PGR diz que grupo de militares mostrou “intenção homicida” em suposto plano golpista
Paulo Gonet defendeu a condenação de nove militares e um policial acusados de planejar sequestros e execuções para manter Bolsonaro no poder após as eleições de 2022.
O procurador-geral da República, Paulo Gonet, foi enfático nesta terça-feira (11) ao defender a condenação dos dez integrantes do chamado núcleo 3 — nove militares do Exército e um policial federal — acusados de integrar a trama golpista que tentou impedir a posse de Luiz Inácio Lula da Silva após a derrota de Jair Bolsonaro em 2022.
Segundo Gonet, as provas revelam uma faceta sombria do grupo. “As investigações escancaram uma disposição homicida e brutal dessa organização criminosa”, afirmou o procurador durante o julgamento no Supremo Tribunal Federal (STF)
De acordo com a denúncia, o grupo monitorou o ministro Alexandre de Moraes e chegou a discutir formas de sequestrá-lo e assassiná-lo — ou, nas palavras dos envolvidos, “neutralizá-lo”. Os planos incluíam ainda o assassinato de Lula e de Geraldo Alckmin antes da posse presidencial, marcada para janeiro de 2023.
A Polícia Federal encontrou documentos que detalham as operações chamadas Punhal Verde e Amarelo e Copa 2022, que, segundo o MPF, tratavam da execução do golpe. Celulares, veículos e registros de deslocamento dos acusados foram usados como prova.

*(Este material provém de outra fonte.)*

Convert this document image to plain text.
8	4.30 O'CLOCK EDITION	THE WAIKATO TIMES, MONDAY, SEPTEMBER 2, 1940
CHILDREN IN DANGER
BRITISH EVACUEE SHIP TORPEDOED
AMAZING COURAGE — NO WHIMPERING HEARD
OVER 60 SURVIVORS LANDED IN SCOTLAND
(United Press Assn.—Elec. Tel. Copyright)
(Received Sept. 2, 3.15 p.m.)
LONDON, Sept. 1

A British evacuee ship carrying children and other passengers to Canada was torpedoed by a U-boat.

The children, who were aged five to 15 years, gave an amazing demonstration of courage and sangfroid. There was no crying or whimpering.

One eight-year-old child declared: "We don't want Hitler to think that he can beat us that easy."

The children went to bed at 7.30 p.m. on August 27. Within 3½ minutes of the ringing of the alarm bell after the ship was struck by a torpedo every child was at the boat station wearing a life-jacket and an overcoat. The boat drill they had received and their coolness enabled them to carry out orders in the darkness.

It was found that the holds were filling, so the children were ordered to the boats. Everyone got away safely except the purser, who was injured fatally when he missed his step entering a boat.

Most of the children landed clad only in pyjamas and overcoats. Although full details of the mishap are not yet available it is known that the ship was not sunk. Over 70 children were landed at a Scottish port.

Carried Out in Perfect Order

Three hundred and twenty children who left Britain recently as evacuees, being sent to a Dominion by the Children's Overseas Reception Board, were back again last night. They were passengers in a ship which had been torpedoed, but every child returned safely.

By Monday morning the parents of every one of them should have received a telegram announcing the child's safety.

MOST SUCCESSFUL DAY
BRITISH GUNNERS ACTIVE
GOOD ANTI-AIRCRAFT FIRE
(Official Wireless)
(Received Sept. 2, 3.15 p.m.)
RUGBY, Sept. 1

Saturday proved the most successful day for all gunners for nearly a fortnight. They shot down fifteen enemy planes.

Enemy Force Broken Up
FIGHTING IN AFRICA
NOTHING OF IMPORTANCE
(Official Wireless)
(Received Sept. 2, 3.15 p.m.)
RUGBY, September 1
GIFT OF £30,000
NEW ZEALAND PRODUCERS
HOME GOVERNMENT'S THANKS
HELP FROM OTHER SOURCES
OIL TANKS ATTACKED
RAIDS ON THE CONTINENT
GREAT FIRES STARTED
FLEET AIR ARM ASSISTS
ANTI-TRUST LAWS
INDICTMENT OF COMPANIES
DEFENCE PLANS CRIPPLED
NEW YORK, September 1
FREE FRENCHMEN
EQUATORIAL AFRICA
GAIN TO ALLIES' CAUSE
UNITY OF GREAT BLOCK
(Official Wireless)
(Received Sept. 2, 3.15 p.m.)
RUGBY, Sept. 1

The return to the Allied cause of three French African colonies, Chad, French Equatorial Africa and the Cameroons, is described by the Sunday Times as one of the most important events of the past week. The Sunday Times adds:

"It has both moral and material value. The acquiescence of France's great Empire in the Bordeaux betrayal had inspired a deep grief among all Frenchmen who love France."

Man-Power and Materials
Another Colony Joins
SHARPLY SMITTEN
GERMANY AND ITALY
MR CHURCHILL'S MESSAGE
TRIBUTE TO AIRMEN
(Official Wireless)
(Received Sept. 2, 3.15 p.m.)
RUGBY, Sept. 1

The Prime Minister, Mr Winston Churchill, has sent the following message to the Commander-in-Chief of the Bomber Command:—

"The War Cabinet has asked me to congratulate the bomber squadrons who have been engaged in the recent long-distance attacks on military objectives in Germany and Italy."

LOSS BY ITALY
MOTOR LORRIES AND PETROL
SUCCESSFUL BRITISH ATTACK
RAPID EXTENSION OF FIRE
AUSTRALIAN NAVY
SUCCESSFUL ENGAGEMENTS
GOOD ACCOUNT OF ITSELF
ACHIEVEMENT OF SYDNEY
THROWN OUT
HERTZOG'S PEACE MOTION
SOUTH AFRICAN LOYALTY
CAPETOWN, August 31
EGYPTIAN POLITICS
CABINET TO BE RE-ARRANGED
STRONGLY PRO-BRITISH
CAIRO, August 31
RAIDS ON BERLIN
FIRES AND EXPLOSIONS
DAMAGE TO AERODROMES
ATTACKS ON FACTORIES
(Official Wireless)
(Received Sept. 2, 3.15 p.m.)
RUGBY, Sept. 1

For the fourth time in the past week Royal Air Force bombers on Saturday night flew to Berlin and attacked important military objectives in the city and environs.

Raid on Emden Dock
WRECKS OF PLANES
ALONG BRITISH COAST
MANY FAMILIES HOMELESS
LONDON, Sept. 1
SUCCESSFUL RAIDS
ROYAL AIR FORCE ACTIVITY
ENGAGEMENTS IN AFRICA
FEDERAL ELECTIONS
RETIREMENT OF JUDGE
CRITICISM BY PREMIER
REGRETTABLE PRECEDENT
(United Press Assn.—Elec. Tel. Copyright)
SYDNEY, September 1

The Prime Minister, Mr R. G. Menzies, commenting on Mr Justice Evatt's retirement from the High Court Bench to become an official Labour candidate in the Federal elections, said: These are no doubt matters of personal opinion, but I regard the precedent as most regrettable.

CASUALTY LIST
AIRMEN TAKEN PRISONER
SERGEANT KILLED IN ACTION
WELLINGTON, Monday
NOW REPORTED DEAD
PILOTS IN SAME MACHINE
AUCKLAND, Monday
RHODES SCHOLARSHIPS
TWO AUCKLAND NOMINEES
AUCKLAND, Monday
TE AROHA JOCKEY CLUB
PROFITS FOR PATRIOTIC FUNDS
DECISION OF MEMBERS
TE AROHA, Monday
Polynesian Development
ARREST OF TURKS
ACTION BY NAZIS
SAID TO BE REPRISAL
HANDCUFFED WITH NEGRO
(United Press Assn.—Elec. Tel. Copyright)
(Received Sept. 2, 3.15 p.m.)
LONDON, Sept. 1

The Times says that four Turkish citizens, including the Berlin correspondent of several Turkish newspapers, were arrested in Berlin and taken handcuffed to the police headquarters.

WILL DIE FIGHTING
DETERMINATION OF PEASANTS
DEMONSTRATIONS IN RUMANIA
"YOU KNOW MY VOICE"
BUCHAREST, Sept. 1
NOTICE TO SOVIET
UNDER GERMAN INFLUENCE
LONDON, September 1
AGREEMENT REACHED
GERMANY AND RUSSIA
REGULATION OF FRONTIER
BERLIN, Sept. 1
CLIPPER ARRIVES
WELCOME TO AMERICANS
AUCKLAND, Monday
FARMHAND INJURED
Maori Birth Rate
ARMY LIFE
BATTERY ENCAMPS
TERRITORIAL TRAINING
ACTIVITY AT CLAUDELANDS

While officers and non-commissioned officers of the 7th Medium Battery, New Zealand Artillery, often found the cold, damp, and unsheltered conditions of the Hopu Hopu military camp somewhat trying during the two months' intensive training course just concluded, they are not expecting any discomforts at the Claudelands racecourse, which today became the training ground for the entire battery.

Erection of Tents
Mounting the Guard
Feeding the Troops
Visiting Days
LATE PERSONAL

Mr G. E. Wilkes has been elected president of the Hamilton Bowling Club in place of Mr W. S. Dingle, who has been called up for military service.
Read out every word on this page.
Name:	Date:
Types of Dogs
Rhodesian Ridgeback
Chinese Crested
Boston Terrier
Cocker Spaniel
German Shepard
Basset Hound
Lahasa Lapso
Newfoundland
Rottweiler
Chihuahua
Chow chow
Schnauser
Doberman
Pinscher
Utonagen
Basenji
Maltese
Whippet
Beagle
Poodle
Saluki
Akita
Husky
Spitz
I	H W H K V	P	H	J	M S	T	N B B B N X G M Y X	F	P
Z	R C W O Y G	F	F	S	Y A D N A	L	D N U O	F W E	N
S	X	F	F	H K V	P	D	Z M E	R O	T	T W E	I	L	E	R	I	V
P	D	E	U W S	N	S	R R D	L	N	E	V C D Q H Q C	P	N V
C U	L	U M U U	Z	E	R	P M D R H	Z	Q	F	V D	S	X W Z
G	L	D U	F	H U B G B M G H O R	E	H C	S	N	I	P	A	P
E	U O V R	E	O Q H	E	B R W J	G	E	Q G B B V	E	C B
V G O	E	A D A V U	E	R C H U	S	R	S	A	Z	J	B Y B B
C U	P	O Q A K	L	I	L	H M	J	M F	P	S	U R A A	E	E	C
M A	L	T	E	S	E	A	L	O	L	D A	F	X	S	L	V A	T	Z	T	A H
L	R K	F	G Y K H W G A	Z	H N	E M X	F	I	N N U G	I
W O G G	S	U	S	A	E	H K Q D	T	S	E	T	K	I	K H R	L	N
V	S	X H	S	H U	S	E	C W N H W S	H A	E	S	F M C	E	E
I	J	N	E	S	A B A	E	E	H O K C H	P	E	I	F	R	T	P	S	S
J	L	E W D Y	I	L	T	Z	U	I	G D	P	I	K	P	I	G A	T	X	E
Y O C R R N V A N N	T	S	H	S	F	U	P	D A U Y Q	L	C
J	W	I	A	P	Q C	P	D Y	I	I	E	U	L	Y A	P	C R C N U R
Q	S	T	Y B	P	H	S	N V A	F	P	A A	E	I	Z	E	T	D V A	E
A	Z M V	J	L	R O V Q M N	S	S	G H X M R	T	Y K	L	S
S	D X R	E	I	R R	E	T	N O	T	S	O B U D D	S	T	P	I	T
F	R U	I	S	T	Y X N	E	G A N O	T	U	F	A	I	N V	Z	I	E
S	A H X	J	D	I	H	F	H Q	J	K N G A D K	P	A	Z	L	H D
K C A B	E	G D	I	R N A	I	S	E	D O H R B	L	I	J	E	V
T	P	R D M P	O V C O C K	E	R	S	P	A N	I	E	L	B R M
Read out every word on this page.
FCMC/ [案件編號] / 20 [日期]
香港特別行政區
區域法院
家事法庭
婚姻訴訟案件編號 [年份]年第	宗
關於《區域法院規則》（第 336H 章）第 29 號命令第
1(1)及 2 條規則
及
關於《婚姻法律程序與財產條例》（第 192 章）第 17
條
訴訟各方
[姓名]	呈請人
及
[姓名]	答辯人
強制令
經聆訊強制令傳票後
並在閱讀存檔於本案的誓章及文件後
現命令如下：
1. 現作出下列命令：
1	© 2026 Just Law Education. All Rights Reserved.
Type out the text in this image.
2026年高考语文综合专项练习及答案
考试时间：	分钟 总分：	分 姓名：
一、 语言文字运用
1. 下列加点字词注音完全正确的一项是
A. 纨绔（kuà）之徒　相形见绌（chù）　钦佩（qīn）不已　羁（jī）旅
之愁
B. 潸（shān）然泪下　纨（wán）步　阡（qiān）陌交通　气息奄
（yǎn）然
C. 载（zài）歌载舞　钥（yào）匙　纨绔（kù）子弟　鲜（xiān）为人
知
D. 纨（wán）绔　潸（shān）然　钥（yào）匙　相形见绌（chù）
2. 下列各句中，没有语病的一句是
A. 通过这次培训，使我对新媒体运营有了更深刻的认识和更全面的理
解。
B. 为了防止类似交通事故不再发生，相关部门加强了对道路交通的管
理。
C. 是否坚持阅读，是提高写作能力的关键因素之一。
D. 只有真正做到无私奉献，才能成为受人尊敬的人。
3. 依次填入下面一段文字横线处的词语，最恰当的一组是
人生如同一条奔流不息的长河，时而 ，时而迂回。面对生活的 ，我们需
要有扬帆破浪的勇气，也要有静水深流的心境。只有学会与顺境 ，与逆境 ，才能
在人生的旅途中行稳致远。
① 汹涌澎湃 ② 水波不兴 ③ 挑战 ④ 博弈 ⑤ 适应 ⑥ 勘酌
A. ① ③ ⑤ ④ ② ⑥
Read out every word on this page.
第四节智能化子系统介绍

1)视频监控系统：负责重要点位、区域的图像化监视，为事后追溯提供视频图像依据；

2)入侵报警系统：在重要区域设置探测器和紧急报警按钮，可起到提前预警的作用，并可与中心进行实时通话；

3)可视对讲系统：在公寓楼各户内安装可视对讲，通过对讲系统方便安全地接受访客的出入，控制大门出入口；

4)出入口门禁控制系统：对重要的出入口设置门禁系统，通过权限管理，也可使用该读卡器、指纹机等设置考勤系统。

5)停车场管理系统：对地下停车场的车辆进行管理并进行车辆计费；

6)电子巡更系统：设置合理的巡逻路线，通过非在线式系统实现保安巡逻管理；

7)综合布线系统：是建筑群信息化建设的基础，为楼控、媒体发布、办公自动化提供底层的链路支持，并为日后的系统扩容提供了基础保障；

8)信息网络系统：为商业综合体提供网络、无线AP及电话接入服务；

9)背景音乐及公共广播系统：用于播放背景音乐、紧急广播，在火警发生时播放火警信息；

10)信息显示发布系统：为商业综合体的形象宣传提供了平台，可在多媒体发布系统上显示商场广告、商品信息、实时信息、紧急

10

⚖️ Julgamento e crimes imputados
Os réus — conhecidos como “kids pretos”, por integrarem o grupamento de forças especiais do Exército — são acusados de:
- Organização criminosa armada
- Tentativa de golpe de Estado
- Abolição violenta do Estado Democrático de Direito
- Dano qualificado pela violência
- Deterioração de patrimônio público tombado
Durante a sessão, Gonet também citou a condenação do ex-presidente Bolsonaro a 27 anos e 3 meses de prisão, afirmando que a decisão “tornou incontroversa a materialidade dos fatos”.
O julgamento do núcleo 3 acontece na Primeira Turma do STF, composta por Alexandre de Moraes, Cristiano Zanin, Flávio Dino e Cármen Lúcia.
🧩 Os réus do núcleo 3
- Bernardo Romão Correa Netto (coronel)
- Estevam Theophilo (general)
- Fabrício Moreira de Bastos (coronel)
- Hélio Ferreira Lima (tenente-coronel)
- Márcio Nunes de Resende Júnior (coronel)
- Rafael Martins de Oliveira (tenente-coronel)
- Rodrigo Bezerra de Azevedo (tenente-coronel)
- Ronald Ferreira de Araújo Júnior (tenente-coronel)
- Sérgio Ricardo Cavaliere de Medeiros (tenente-coronel)
- Wladimir Matos Soares (policial federal)
Para um dos acusados, Ronald Ferreira de Araújo Júnior, a PGR pediu uma reclassificação de crime, o que pode permitir um acordo para evitar condenação.
🧨 Um retrato do extremismo armado
Até o momento, o STF já condenou 15 pessoas envolvidas no golpe: sete do núcleo 4 e oito do núcleo 1, liderado por Bolsonaro. O julgamento do núcleo 2 está previsto para 9 de dezembro.